GERECHTSHOF 's-HERTOGENBOSCH

Sector belastingrecht

Vierde meervoudige Belastingkamer

Kenmerk: 12/00035

Uitspraak op het hoger beroep van

de heer X,

wonende te Y,

hierna: belanghebbende,

tegen de mondelinge uitspraak van de Rechtbank Breda (hierna: de Rechtbank) van 2 december 2011, nummer AWB 11/2724, in het geding tussen

belanghebbende

en

de inspecteur van de Belastingdienst Limburg,

hierna: de Inspecteur

betreffende na te noemen aanslag.

1. Ontstaan en loop van het geding

1.1. Aan belanghebbende is voor het jaar 2008 een aanslag in de inkomstenbelasting en premie volksverzekeringen opgelegd naar een belastbaar inkomen uit werk en woning van € 34.790 (hierna: de aanslag). Gelijktijdig met de aanslag heeft de Inspecteur aan belanghebbende bij beschikking een bedrag van € 214 aan heffingsrente in rekening gebracht (hierna: de heffingsrentebeschikking). Na daartegen gemaakt bezwaar, heeft de Inspecteur bij, in één geschrift vervatte, uitspraken de aanslag en de heffingsrentebeschikking gehandhaafd.

1.2. Belanghebbende is van deze uitspraken in beroep gekomen bij de Rechtbank. Ter zake van dit beroep heeft de griffier van de Rechtbank van belanghebbende een griffierecht geheven van € 41.

De Rechtbank heeft het beroep ongegrond verklaard.

1.3. Tegen deze uitspraak heeft belanghebbende hoger beroep ingesteld bij het Hof.

Ter zake van dit beroep heeft de griffier van belanghebbende een griffierecht geheven van € 112.

De Inspecteur heeft een verweerschrift ingediend.

1.4. Het onderzoek ter zitting heeft plaatsgehad op 20 juni 2012 te 's-Hertogenbosch. Aldaar zijn toen verschenen en gehoord belanghebbende, alsmede de Inspecteur.

1.5. Belanghebbende heeft te dezer zitting een pleitnota voorgedragen en exemplaren daarvan overgelegd aan het Hof en aan de wederpartij. De Inspecteur heeft verklaard geen bezwaar te hebben tegen overlegging van de bij deze pleitnota behorende bijlage.

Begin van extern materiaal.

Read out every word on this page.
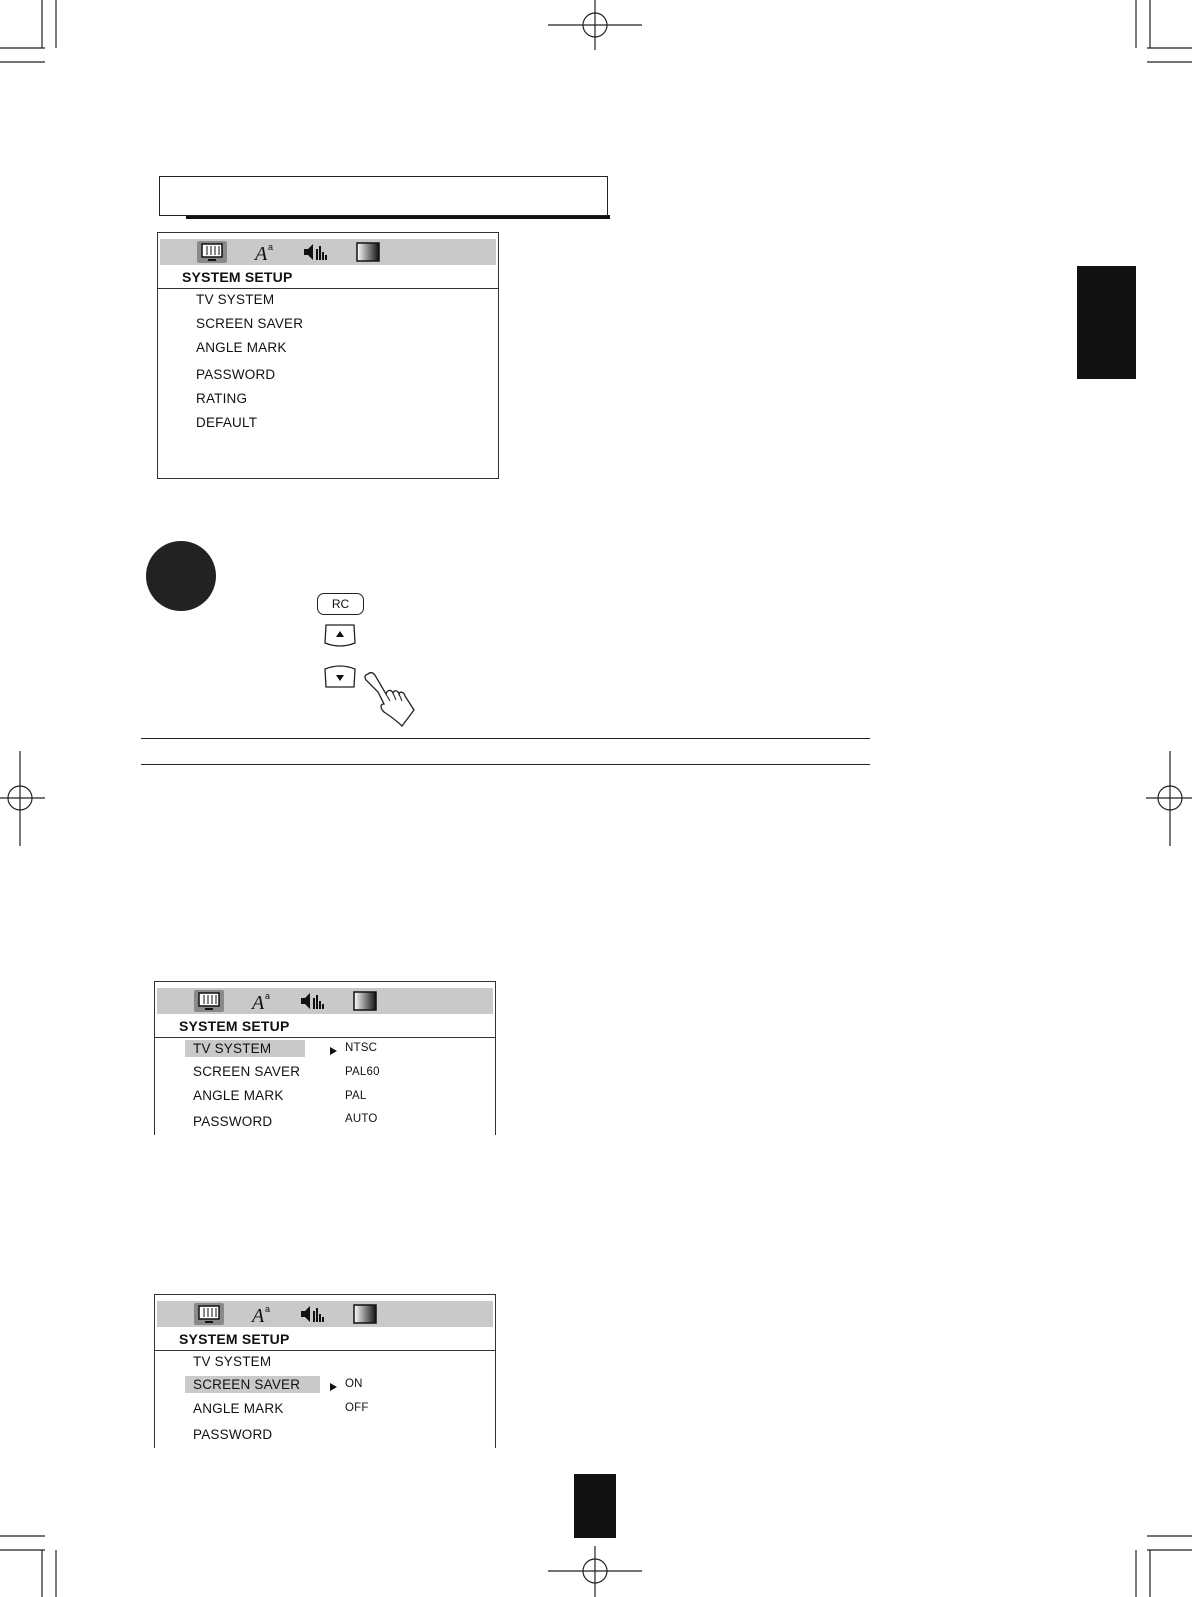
A a
SYSTEM SETUP
TV SYSTEM
SCREEN SAVER
ANGLE MARK
PASSWORD
RATING
DEFAULT
RC
A a
SYSTEM SETUP
TV SYSTEM
SCREEN SAVER
ANGLE MARK
PASSWORD
NTSC
PAL60
PAL
AUTO
A a
SYSTEM SETUP
TV SYSTEM
SCREEN SAVER
ANGLE MARK
PASSWORD
ON
OFF
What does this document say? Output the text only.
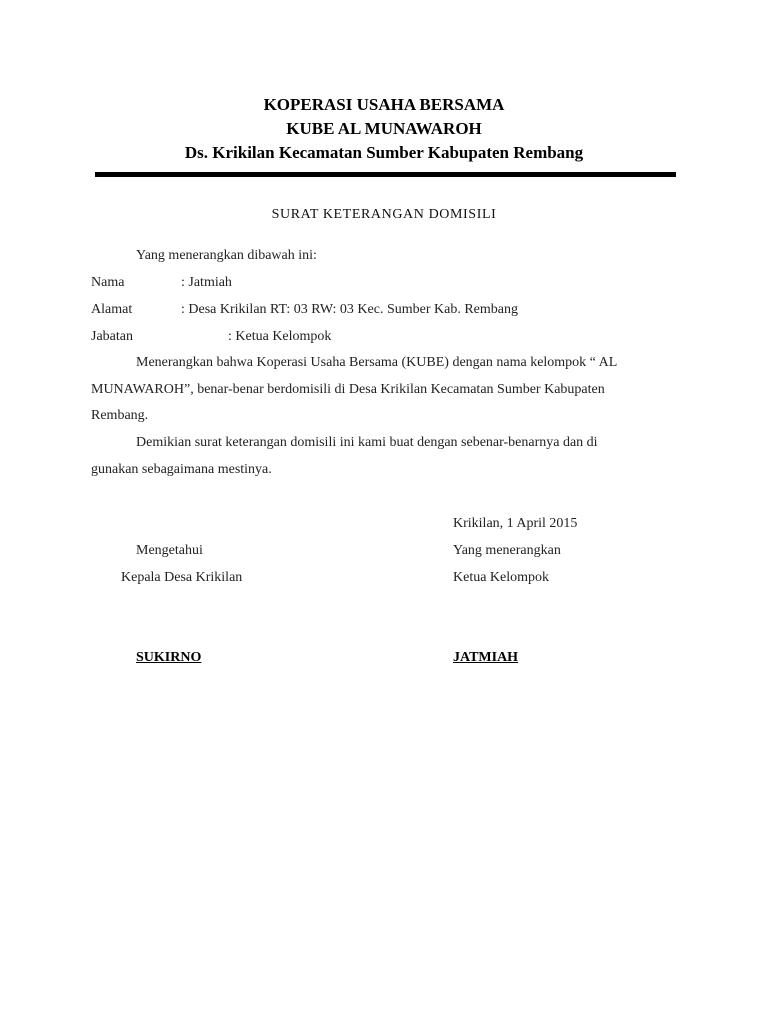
KOPERASI USAHA BERSAMA
KUBE AL MUNAWAROH
Ds. Krikilan Kecamatan Sumber Kabupaten Rembang
SURAT KETERANGAN DOMISILI
Yang menerangkan dibawah ini:
Nama	: Jatmiah
Alamat	: Desa Krikilan RT: 03 RW: 03 Kec. Sumber Kab. Rembang
Jabatan	: Ketua Kelompok
Menerangkan bahwa Koperasi Usaha Bersama (KUBE) dengan nama kelompok “ AL
MUNAWAROH”, benar-benar berdomisili di Desa Krikilan Kecamatan Sumber Kabupaten
Rembang.
Demikian surat keterangan domisili ini kami buat dengan sebenar-benarnya dan di
gunakan sebagaimana mestinya.
Krikilan, 1 April 2015
Mengetahui	Yang menerangkan
Kepala Desa Krikilan	Ketua Kelompok
SUKIRNO	JATMIAH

1.6. Het Hof heeft vervolgens het onderzoek gesloten.

2. Feiten

Op grond van de stukken van het geding en het onderzoek ter zitting zijn in deze zaak de volgende feiten en omstandigheden voor het Hof komen vast te staan:

2.1. Belanghebbende en zijn echtgenote bewoonden tot eind 2006 een eigen woning in A. Vanaf eind 2006 bewonen zij een eigen woning in Y, die gekocht is voor een bedrag van € 423.472 (inclusief kosten). Begin 2007 is de woning in A verkocht voor een bedrag van € 450.000.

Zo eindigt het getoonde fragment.